The nanny shakes her bobbed hair. “I cannot stay here. I cannot.”

Elizabeth follows her gaze. She notices a dustpan and brush. Broken glass. The bay window has been smashed. A broken paver sits on the phone table, along with a single-page note. Three words.

Bankers are scum!

Polina squeezes past her, struggling with her suitcases. The cab driver gives her a hand. The reporters and photographers step aside.

“Please don’t go,” says Elizabeth. “What about your money?”

“You can owe me.”

25

LUTON

The old motel is boarded up with plywood on the barred windows and padlocks on the doors. The Courier waits for the young men to arrive, watching from a distance. One of them will be late-Taj. He’s older and more level-headed than the others, but he lacks conviction.

The one called Rafiq has shown promise. He killed when he was asked. Held his nerve. Pulled the trigger. He has been quiet since then, looking at himself in the mirror as though expecting to see some visible change in himself like the notch between his eyes grown deeper.

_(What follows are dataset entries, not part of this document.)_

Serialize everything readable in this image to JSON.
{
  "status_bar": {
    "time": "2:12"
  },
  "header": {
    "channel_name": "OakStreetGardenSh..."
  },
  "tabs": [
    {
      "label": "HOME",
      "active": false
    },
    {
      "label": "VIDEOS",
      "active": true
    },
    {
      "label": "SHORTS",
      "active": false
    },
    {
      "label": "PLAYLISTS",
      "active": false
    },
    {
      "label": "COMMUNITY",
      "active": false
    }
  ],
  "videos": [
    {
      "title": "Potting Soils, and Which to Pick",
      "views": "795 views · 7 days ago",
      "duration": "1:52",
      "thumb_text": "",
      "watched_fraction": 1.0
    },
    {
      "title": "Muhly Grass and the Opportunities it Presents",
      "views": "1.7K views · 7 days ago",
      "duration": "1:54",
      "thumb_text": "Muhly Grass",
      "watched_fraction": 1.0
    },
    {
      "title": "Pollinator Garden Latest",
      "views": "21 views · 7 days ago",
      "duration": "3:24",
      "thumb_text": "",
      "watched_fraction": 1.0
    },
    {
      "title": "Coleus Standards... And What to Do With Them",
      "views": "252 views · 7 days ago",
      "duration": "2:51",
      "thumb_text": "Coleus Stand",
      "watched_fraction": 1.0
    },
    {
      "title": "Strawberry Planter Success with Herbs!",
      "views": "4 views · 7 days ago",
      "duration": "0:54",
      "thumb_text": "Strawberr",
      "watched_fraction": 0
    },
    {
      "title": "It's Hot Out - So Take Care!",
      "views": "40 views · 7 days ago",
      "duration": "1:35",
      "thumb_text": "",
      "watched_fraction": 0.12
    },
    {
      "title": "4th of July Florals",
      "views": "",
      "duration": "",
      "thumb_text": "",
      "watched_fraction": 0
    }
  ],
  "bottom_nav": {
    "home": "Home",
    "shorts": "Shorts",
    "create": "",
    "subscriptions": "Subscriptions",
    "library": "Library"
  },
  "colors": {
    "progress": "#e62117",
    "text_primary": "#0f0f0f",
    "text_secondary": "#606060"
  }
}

Two of the young men have arrived. They are arguing and joking, throwing fake punches and kicking at a soft-drink can in the gutter. How many others are there like them-white, black, Asian, rich, poor, educated, uneducated-praying in Madrasahs, surfing the internet, dreaming of Jihad?

Syd is the youngest. He runs his fingers over the contours of the dark-colored BMW parked at the rear of the motel screened by an overgrown hedge.

“This would be such a sweet ride, you know. I reckon Jenny Cruikshank would go out with me if I had a ride like this.”

“Jenny Cruikshank still won’t do the business,” laughs Rafiq, “not even in a BMW. She’s a prick-tease, man.”

“Don’t talk about her like that.”

Rafiq laughs even harder, his cheeks etched with tiny acne scars like needle marks. “Don’t let the Courier catch you leaving your prints on that thing.”

Syd bunches his sleeve in his fist and begins wiping the car.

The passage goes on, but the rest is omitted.